Game changer #2: From sharing economy to community economy
What if we no longer take the growth of the economy as the ultimate goal, but for example solidarity, circularity or the assurance that we can still breathe in 2090? In other words, what if we change the rules of the game?
In the blog series game changers we talk to artists, musicians and change makers who do things differently. We ask them: 'What new rules are needed for an open, fair and inclusive future?' Today we spoke to Socrates Schouten, researcher at Waag Futurelab in the field of the new economy.
How would you introduce yourself? ‘I am Socrates Schouten, I lead the Commons Lab at Waag. We investigate the new economy in relation to digital technologies. We look at alternatives to current (economic) systems, like the concept of the commons: shared resources that are managed by a community. Sustainability and inclusiveness are paramount.’
'The current digital domain is dominated by platforms with extractive business models.'
What do you think are the rules of the current system? ‘The current digital domain is dominated by platforms with extractive business models. That means they make a profit by extracting value. They steal data from users ata, and natural resources from the planet. This is not new in itself, but digitization has greatly increased the possibilities for this type of model. Every online user is reduced to a data point to maximize ad revenue. In addition, market dominance within this system is often the first objective. Like Uber throwing billions over just to be the biggest player in the market. And Deliveroo that leaves because they can't make a profit in the Netherlands, and they don't think our country is worth the effort.’
What's not working about these rules? And why? ‘The influence of large platforms on the city is driving out small shops. That means something for social connections. Speed delivery and dark stores have nothing to do with the local economy. For both employees and customers, the connection with the local identity disappears, which puts local social structures under pressure. And that while we face enormous challenges when it comes to the climate and the energy transition. For that we need the power of the collective, cooperation and solidarity. That's exactly what the extractive platform companies are eroding with their digital solutions.
'The conversation between the farmer and the consumer has gradually disappeared completely. Going back to that small scale would help restore the social structures as well.’
Another example is the nitrogen crisis. It seems as if the consumer is arguing with the farmers. But there too you see the underlying problem of hollowed-out social structures. The conversation between the farmer and the consumer has gradually disappeared completely. Going back to that small scale would help restore the social structures as well.’
How does your work support an alternative to the current system? ‘In Amsterdam we work together with existing cooperatives in, for example, retail, food and mobility. We are investigating how we can organize this activity locally. Which revenue models are feasible and are appropriate for a community economy? Together we shape platform coops: democratically managed platforms that serve employees and users, i.e. those who add the most value to them. An example of this is a data commons. This is a platform that does not have the purpose of collecting data, but makes data (anonymised) available to local companies and organizations to offer services on an equal footing.

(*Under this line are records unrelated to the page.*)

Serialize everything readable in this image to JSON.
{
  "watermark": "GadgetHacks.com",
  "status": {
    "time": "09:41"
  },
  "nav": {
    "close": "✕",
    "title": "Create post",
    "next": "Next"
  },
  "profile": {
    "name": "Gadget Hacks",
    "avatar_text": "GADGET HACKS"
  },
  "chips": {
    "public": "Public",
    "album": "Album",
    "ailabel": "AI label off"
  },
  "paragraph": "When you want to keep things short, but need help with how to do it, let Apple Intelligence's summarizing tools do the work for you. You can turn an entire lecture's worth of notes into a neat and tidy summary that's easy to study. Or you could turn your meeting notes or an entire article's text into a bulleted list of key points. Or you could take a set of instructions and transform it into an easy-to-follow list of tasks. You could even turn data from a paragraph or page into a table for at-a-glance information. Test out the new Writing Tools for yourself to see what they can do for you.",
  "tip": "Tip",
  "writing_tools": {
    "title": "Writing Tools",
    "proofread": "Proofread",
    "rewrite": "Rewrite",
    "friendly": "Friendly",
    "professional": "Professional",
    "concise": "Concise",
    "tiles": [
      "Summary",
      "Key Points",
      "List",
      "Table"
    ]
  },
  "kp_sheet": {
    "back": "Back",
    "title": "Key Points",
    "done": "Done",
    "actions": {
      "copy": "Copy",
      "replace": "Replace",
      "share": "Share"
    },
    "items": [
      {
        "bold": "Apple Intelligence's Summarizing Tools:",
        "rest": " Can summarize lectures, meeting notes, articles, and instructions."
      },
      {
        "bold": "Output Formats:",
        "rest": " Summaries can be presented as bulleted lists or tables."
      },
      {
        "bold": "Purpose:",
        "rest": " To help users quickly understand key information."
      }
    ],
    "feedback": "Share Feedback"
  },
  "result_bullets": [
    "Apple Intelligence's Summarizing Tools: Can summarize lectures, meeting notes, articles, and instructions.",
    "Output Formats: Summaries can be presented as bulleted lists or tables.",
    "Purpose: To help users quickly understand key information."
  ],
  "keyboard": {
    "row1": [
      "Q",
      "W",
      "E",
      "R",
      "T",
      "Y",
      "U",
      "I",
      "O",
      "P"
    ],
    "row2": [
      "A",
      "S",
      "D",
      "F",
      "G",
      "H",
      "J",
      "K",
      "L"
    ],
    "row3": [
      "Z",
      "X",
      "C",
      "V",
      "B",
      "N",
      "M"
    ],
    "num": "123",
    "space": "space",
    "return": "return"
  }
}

We are also investigating what this way of working together can mean for our energy needs. We are currently writing some design principles and ground rules for smart energy systems in the home. How do we ensure that local needs and democratic values will soon be leading in the distribution of our energy for heating, light, charging electric cars and operating the heat pump? We must now prevent this from being done by closed, extractive platforms from Google and Tesla. These companies are rapidly rolling out their energy services, also behind the front door, with all the undemocratic and privacy consequences that this entails.'
'We need to empower people to act locally.'
Suppose you are allowed to redefine the rules of the economy? What would you change then? ‘I would focus on the local economy, at the neighborhood level. We should design all new buildings and homes as positive energy districts so that they generate more energy than they use. This requires a change in thinking: first look at what can be done locally, before scaling something up. For example, you can tax energy that you have to import into your neighborhood, or introduce local currencies to strengthen the local economy. We need to empower people to act locally. This requires training, tools and help. In doing so, I would break up the existing major platforms and institute active enforcement of data minimization. Only then does the local economy have a fair chance to use its local strength and knowledge for an open, fair and inclusive future.